Indeed, the night race at the track known as “The Last Great Colosseum” has routinely been one of the most anticipated events in each NASCAR Cup Series season.
For many years Bristol’s races were fan favorites because of the method drivers had to use to be competitive. Because of the high banking, they raced at speeds unmatched by other short tracks. And given the scarcity of racing room offered at all half-milers, passing was at a premium.
Many times, drivers had to employ the “bump and run” – or any other form of contact – to get around each other. Too much of that stuff, particularly if not correctly done, led to mayhem. And Bristol saw more than its share of that.
It had its critics, some of whom were drivers.
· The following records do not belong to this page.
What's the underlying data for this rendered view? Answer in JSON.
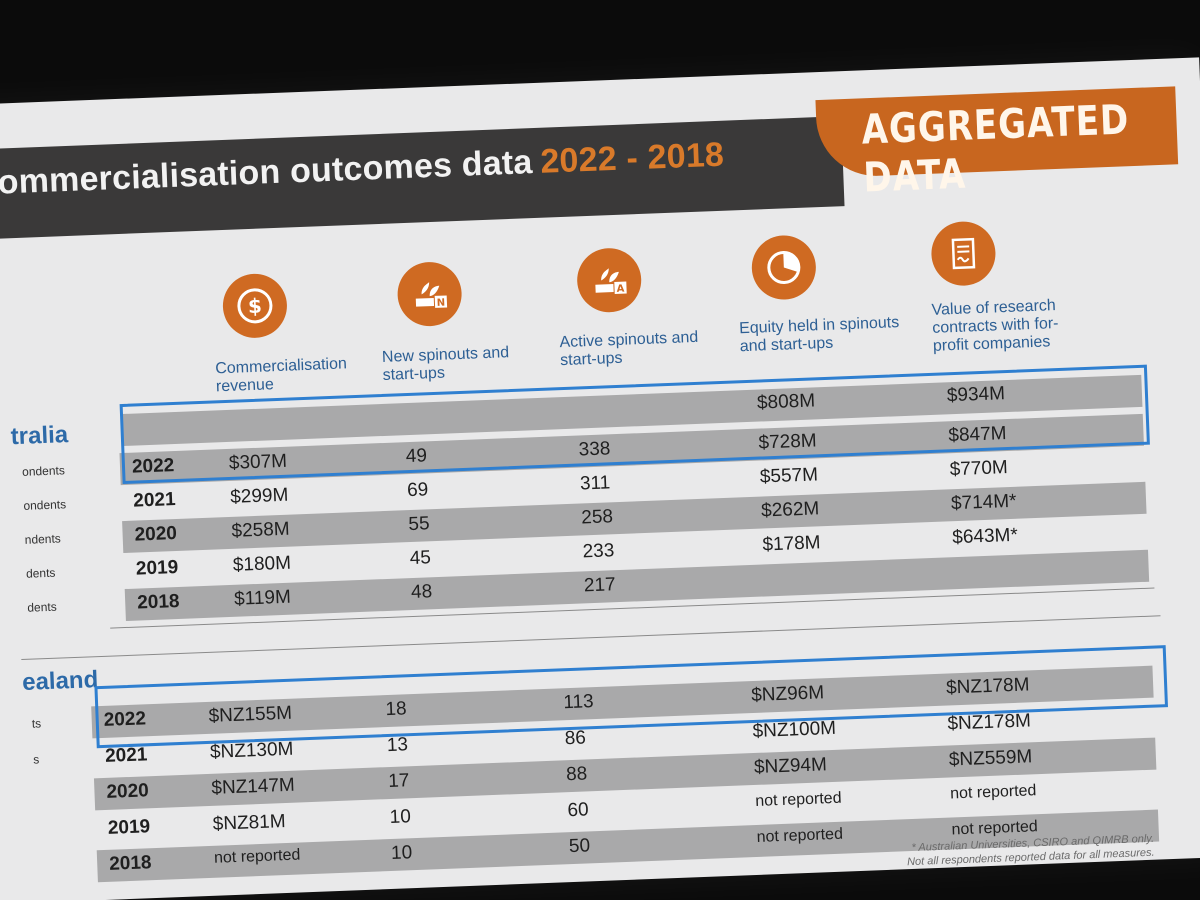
{
  "title": {
    "main": "Commercialisation outcomes data",
    "years": "2022 - 2018"
  },
  "badge": "AGGREGATED DATA",
  "columns": [
    {
      "label": "Commercialisation revenue",
      "icon": "dollar-icon"
    },
    {
      "label": "New spinouts and start-ups",
      "icon": "new-spinout-icon"
    },
    {
      "label": "Active spinouts and start-ups",
      "icon": "active-spinout-icon"
    },
    {
      "label": "Equity held in spinouts and start-ups",
      "icon": "pie-chart-icon"
    },
    {
      "label": "Value of research contracts with for-profit companies",
      "icon": "contract-icon"
    }
  ],
  "australia": {
    "label": "tralia",
    "respondents": [
      "ondents",
      "ondents",
      "ndents",
      "dents",
      "dents"
    ],
    "top_value": "$934M",
    "top_equity": "$808M",
    "rows": [
      {
        "year": "2022",
        "revenue": "$307M",
        "new": "49",
        "active": "338",
        "equity": "$728M",
        "contracts": "$847M"
      },
      {
        "year": "2021",
        "revenue": "$299M",
        "new": "69",
        "active": "311",
        "equity": "$557M",
        "contracts": "$770M"
      },
      {
        "year": "2020",
        "revenue": "$258M",
        "new": "55",
        "active": "258",
        "equity": "$262M",
        "contracts": "$714M*"
      },
      {
        "year": "2019",
        "revenue": "$180M",
        "new": "45",
        "active": "233",
        "equity": "$178M",
        "contracts": "$643M*"
      },
      {
        "year": "2018",
        "revenue": "$119M",
        "new": "48",
        "active": "217",
        "equity": "",
        "contracts": ""
      }
    ]
  },
  "new_zealand": {
    "label": "ealand",
    "respondents": [
      "ts",
      "s"
    ],
    "rows": [
      {
        "year": "2022",
        "revenue": "$NZ155M",
        "new": "18",
        "active": "113",
        "equity": "$NZ96M",
        "contracts": "$NZ178M"
      },
      {
        "year": "2021",
        "revenue": "$NZ130M",
        "new": "13",
        "active": "86",
        "equity": "$NZ100M",
        "contracts": "$NZ178M"
      },
      {
        "year": "2020",
        "revenue": "$NZ147M",
        "new": "17",
        "active": "88",
        "equity": "$NZ94M",
        "contracts": "$NZ559M"
      },
      {
        "year": "2019",
        "revenue": "$NZ81M",
        "new": "10",
        "active": "60",
        "equity": "not reported",
        "contracts": "not reported"
      },
      {
        "year": "2018",
        "revenue": "not reported",
        "new": "10",
        "active": "50",
        "equity": "not reported",
        "contracts": "not reported"
      }
    ]
  },
  "footnote": {
    "line1": "* Australian Universities, CSIRO and QIMRB only.",
    "line2": "Not all respondents reported data for all measures."
  },
  "colors": {
    "orange": "#cf6a22",
    "blue": "#2f7fd0",
    "dark": "#3a3939"
  }
}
“It ain’t racing,” they said. “It’s a fast 10 laps and then a caution flag, over and over.”
But fans loved it.
Many of them were disappointed when the banking fell by as much as 12 degrees. Speed dropped a bit, but the key was drivers found more room to pass without using bumping tactics.
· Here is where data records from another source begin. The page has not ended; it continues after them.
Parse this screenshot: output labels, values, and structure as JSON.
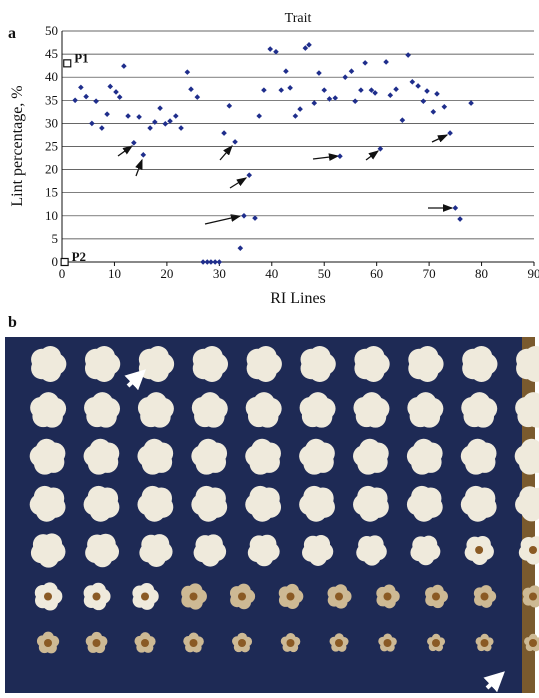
{
  "chart_data": {
    "type": "scatter",
    "title": "Trait",
    "panel": "a",
    "y_label": "Lint percentage, %",
    "x_label": "RI Lines",
    "xlim": [
      0,
      90
    ],
    "xticks": [
      0,
      10,
      20,
      30,
      40,
      50,
      60,
      70,
      80,
      90
    ],
    "ylim": [
      0,
      50
    ],
    "yticks": [
      0,
      5,
      10,
      15,
      20,
      25,
      30,
      35,
      40,
      45,
      50
    ],
    "grid": true,
    "color": "#1f2e8c",
    "x": [
      2.5,
      3.6,
      4.6,
      5.7,
      6.5,
      7.6,
      8.6,
      9.2,
      10.3,
      11,
      11.8,
      12.6,
      13.7,
      14.7,
      15.5,
      16.8,
      17.7,
      18.7,
      19.7,
      20.6,
      21.7,
      22.7,
      23.9,
      24.6,
      25.8,
      26.9,
      27.7,
      28.4,
      29.2,
      30,
      30.9,
      31.9,
      33,
      34,
      34.7,
      35.7,
      36.8,
      37.6,
      38.5,
      39.7,
      40.8,
      41.8,
      42.7,
      43.5,
      44.5,
      45.4,
      46.4,
      47.1,
      48.1,
      49,
      50,
      51,
      52.1,
      53,
      54,
      55.2,
      55.9,
      57,
      57.8,
      59,
      59.7,
      60.7,
      61.8,
      62.6,
      63.7,
      64.9,
      66,
      66.8,
      67.9,
      68.9,
      69.6,
      70.8,
      71.5,
      72.9,
      74,
      75,
      75.9,
      78
    ],
    "values": [
      35,
      37.8,
      35.8,
      30,
      34.8,
      29,
      32,
      38,
      36.8,
      35.7,
      42.4,
      31.6,
      25.8,
      31.4,
      23.2,
      29,
      30.3,
      33.3,
      29.9,
      30.5,
      31.6,
      29,
      41.1,
      37.4,
      35.7,
      0,
      0,
      0,
      0,
      0,
      27.9,
      33.8,
      26,
      3,
      10,
      18.8,
      9.5,
      31.6,
      37.2,
      46.1,
      45.5,
      37.2,
      41.3,
      37.7,
      31.6,
      33.1,
      46.3,
      47,
      34.4,
      40.9,
      37.2,
      35.3,
      35.5,
      22.9,
      40,
      41.3,
      34.8,
      37.2,
      43.1,
      37.2,
      36.6,
      24.5,
      43.3,
      36.1,
      37.4,
      30.7,
      44.8,
      39,
      38.1,
      34.8,
      37,
      32.5,
      36.4,
      33.6,
      27.9,
      11.7,
      9.3,
      34.4
    ],
    "parents": {
      "labels": [
        "P1",
        "P2"
      ],
      "x": [
        1,
        0.5
      ],
      "values": [
        43,
        0
      ]
    }
  },
  "photo": {
    "panel": "b"
  }
}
Almost all of them approved. Many fans did not, and I daresay there are those today who wish for the “good old days.”
Now, I freely admit I come from those days. I agree that in some ways, they were better. They were simpler. Fans were immersed in the sport – they were willing to buy tickets to sit on wooden planks – and they knew it well. The media was smaller, but its relationship with competitors was far more personal, which allowed for good reporting and human interest pieces.
Yes, today, technology is better, exposure is more widespread, money is plentiful, safety is vastly improved, speedways are showpieces and there are more fans – but not as many completely immersed in NASCAR as in the past.
Some fans who know of the bygone years have said the competition – the racing – was better in the “good old days.”
It wasn’t. Not even close.
Oh, there were plenty of exceptional, competitive races with exciting finishes. Too many to count. But at the same time there were countless events that were downright boring. It’s the same as today.
Bristol serves as a good example of this. For every time Dale Earnhardt, Bill Elliott, Rusty Wallace, Terry Labonte and others made fans get on their feet, there was another race that nearly made them fall asleep.
There was one race I’ve used as an example more than once.
It happened on April 17, 1977. The Southeastern 500 was the eighth race of the season. Cale Yarborough was in his second season as Junior Johnson’s driver and would win his second Winston Cup championship that year.
Yarborough and Johnson were always tough on short tracks, and no one thought it would be any different at Bristol. To say it wasn’t is an understatement.
Yarborough won by an astonishing seven laps. He led 495 of the 500 circuits. There were only two caution periods for nine laps, so he barely slowed down.
“The only way I was going to catch him was to have someone in the pits shoot out his tires,” Dick Brooks, the second-place finisher, said.
The crowd was announced at 30,000, but half of that was gone well before the race was over. Thirty minutes after the event, the grandstands and parking lots were empty. The media were packing up.
In my opinion, it stands as the primary representative of how bad a NASCAR race could get. If it had happened today and not the “good old days,” social media would melt from the heat generated by disgusted fans.
But then, I seriously doubt we’ll see anything like that this weekend at Bristol.